O processo de busca não é muito diferente da inclusão. Para cada nível, a partir do último, a lista é percorrida e as três possibilidades são tratadas:

  • se key == node.key, retorna o campo value;
  • se key < node.key, desce um nível da lista se for possível, senão retorna erro;
  • se key > node.key, vai para o próximo nó da lista. Se o próximo nó for nulo, desce um nível e segue a busca, ou retorna erro caso já esteja no último nível.
func (this *SkipList[K]) Get(key K) ([]byte, error) {

	level := this.levels - 1
	node := this.heads[level]
	befores := this.heads

	for {

		if node == nil {
			return nil, &KeyNotFoundError[K]{Key: key}
		}

		if node.key == key {
			return node.value, nil
		}

		if key < node.key {

			level -= 1

			if level < 0 {
				return nil, &KeyNotFoundError[K]{Key: key}
			}

			node = befores[level]

		}

		if key > node.key {

			next_node := node.nexts[level]

			if next_node == nil {

				level -= 1

				if level < 0 {
					return nil, &KeyNotFoundError[K]{Key: key}
				}

			} else {
				befores = node.nexts
				node = next_node
			}

		}

	}
}

E remoção? E modificação?

Não implementei remoção e modificação, mas a ideia geral não seria tão diferente do processo de inclusão.

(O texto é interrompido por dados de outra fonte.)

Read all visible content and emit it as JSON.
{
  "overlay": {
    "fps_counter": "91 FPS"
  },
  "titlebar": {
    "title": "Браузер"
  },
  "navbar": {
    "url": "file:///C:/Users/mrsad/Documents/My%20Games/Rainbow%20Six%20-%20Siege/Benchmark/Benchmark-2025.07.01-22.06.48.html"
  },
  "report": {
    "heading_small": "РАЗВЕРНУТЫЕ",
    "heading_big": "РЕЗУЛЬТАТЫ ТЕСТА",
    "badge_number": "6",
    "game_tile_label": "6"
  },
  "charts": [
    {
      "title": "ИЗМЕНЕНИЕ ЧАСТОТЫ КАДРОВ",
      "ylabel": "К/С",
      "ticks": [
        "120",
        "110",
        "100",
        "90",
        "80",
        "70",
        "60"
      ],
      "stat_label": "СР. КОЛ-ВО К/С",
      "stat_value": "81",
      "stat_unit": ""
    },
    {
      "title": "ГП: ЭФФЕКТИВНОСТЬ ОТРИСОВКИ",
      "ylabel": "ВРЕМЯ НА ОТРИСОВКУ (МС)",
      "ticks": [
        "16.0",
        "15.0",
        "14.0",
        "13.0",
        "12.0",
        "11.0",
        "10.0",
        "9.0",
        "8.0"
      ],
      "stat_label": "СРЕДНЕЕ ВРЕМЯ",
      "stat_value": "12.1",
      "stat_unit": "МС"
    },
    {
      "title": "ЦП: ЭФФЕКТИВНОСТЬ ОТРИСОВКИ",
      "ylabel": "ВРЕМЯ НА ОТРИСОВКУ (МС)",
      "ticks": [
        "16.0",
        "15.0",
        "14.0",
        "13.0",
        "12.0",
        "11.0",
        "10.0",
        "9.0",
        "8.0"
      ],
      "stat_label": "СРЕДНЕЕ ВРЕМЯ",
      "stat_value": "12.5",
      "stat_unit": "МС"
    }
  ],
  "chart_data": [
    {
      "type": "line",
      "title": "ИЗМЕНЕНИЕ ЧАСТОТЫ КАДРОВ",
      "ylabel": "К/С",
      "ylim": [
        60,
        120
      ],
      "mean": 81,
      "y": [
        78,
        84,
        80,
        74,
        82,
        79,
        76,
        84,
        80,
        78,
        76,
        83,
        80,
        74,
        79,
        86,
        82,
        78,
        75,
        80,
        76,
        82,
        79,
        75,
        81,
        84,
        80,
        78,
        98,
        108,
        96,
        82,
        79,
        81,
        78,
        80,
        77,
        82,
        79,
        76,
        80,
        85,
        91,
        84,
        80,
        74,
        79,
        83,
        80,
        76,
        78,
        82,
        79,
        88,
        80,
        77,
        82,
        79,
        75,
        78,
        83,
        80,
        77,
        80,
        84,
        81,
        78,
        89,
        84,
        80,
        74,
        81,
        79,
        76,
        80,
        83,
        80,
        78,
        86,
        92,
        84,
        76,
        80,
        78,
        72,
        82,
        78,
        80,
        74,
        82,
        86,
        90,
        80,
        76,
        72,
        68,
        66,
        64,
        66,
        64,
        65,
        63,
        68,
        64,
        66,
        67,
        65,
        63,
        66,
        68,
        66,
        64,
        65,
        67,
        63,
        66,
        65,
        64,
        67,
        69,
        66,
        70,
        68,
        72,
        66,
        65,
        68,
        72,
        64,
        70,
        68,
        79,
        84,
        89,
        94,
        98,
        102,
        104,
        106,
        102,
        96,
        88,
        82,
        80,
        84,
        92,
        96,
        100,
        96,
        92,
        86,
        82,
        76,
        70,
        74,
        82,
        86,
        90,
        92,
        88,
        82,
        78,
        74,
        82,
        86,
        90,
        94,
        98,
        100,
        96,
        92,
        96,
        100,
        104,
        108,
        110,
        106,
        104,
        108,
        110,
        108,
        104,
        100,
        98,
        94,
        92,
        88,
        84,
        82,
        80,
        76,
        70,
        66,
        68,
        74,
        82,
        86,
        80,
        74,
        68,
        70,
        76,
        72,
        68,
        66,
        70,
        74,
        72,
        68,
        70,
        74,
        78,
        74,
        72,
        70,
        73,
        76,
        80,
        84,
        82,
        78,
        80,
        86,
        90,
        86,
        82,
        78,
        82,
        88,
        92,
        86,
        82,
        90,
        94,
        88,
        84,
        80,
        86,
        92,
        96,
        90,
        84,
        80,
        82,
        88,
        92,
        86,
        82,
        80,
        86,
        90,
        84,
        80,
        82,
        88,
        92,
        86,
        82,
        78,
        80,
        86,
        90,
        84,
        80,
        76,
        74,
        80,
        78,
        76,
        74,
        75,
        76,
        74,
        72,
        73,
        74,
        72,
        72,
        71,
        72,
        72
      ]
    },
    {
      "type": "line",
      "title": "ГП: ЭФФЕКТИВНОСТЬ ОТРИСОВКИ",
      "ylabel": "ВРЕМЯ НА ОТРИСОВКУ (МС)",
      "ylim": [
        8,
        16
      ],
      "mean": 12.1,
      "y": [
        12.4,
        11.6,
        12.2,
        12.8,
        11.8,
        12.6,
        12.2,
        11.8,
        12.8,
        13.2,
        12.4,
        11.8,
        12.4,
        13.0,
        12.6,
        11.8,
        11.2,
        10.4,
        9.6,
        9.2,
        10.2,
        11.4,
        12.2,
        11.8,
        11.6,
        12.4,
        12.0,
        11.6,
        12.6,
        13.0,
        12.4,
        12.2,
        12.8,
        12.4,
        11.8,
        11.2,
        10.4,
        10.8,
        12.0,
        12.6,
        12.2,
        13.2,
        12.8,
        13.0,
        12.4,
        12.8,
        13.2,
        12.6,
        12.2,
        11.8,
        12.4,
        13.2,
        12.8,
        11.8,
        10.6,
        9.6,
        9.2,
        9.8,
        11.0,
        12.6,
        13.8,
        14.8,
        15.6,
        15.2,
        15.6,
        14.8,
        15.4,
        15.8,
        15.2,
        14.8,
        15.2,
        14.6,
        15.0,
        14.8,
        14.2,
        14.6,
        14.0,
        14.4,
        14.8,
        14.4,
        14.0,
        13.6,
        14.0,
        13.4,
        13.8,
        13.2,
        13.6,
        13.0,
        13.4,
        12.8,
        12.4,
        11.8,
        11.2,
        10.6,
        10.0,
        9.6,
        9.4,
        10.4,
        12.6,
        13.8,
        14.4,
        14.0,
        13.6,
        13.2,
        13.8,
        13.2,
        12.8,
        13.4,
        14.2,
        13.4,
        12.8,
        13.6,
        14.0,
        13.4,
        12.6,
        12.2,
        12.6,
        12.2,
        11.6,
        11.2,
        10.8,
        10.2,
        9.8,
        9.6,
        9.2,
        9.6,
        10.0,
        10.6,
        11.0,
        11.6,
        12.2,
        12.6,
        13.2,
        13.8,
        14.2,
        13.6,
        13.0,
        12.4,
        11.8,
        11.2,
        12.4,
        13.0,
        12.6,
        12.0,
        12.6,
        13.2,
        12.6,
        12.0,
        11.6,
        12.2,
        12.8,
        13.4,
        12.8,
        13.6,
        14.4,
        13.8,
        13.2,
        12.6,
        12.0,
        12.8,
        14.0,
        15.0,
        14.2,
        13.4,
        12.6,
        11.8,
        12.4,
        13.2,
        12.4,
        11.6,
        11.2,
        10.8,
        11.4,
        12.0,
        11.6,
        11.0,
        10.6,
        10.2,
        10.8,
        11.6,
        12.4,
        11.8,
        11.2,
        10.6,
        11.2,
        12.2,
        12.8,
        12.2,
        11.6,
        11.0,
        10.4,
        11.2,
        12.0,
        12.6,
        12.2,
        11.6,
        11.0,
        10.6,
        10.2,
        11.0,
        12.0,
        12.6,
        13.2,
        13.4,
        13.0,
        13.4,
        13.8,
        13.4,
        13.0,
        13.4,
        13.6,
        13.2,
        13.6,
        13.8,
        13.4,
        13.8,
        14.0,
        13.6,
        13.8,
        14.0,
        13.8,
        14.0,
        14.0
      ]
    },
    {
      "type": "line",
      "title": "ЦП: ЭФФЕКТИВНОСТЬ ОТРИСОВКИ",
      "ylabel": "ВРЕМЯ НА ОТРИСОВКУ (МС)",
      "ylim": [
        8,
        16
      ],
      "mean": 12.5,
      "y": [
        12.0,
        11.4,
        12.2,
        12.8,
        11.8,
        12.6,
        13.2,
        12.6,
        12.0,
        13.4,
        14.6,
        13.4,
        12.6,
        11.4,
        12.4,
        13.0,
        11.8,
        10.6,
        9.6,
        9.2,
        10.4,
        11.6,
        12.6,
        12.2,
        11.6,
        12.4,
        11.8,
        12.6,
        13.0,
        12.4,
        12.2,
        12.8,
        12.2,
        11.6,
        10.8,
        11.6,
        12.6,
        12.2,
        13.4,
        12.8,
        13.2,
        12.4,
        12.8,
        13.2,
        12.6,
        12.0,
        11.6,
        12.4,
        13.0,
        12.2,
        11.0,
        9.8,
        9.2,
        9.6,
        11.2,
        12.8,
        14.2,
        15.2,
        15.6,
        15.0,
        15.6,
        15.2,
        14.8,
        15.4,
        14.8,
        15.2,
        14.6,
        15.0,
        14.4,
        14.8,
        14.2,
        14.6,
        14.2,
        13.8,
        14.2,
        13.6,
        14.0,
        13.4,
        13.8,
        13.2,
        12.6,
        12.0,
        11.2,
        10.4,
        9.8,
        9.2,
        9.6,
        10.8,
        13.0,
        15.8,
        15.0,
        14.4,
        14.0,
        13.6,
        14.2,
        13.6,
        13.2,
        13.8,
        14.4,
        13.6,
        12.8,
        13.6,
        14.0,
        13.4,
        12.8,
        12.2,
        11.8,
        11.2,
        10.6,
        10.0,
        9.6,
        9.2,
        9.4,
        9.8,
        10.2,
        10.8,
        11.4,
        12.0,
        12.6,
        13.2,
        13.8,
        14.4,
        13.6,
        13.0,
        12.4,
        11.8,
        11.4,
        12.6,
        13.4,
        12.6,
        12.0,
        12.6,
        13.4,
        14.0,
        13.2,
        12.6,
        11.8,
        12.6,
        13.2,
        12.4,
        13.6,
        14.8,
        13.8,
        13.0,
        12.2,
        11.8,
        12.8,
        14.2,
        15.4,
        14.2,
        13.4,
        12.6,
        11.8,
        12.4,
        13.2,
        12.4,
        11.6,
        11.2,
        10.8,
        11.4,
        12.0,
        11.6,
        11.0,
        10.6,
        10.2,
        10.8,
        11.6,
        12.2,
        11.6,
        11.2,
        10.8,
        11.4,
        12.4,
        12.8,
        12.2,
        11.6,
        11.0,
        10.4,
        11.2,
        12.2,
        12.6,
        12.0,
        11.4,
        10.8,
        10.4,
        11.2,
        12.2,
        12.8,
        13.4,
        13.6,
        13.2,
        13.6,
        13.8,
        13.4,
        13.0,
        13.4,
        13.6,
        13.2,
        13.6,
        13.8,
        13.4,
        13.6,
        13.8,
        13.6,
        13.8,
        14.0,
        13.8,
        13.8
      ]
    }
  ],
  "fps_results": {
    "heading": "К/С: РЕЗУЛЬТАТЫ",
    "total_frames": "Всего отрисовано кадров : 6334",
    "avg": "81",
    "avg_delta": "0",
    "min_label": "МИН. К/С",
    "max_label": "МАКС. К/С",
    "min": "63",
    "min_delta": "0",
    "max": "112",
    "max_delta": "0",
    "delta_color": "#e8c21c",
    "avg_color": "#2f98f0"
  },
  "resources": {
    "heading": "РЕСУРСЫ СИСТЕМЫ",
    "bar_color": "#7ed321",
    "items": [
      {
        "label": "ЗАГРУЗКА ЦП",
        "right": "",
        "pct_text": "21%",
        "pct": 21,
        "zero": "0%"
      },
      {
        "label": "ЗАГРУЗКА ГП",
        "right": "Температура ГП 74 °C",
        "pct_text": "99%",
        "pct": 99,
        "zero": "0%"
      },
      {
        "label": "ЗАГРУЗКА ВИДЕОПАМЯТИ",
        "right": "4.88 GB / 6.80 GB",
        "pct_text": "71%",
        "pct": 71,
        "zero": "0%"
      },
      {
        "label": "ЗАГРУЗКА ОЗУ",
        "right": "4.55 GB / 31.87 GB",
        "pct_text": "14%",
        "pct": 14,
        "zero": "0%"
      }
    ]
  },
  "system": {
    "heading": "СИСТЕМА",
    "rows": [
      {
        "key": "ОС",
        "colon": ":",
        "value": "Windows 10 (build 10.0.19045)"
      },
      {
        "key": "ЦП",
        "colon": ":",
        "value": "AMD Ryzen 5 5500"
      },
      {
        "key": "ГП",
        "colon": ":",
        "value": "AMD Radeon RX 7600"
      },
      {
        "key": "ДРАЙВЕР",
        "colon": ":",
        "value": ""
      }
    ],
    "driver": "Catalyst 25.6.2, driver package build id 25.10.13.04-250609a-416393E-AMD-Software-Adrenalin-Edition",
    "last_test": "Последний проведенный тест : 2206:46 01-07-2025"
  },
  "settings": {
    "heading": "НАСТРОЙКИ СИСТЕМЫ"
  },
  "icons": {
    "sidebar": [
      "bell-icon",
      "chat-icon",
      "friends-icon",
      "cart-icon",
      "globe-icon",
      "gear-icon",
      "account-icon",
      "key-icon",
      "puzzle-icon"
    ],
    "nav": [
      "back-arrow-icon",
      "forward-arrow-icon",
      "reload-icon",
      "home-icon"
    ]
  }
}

Alguns detalhes extras de implementação precisariam ser discutidos – pensando em utilizar a skip list como memtable de Rocks DB – que acredito fazer sentido discutir em outro momento. Por exemplo: faz sentido excluir um nó, se a ideia é ser uma estrutura temporária?

Muito simples

Imaginei que a implementação fosse simples, para inclusão e exclusão, mas não somente isso. Diferente de uma árvore de busca balanceada, não é necessário ficar rebalanceando e tratando múltiplos casos, isso é “delegado” ao sorteio de nível. Achei uma técnica engenhosa, talvez útil para outros problemas.

O que essa característica estocástica simplifica na implementação, complica em termos de análise da complexidade, o que talvez explique skip list não ser um tópico mais comum nas ementas da graduação. Sendo estrutura de dados um tópico contencioso entre programadores, talvez não seja uma boa ideia complicar mais as coisas.

  1. O Rocks DB é um banco de dados chave-valor, sem um daemon e para uso local, que poderia ser superficialmente descrito como um “SQLite não relacional”.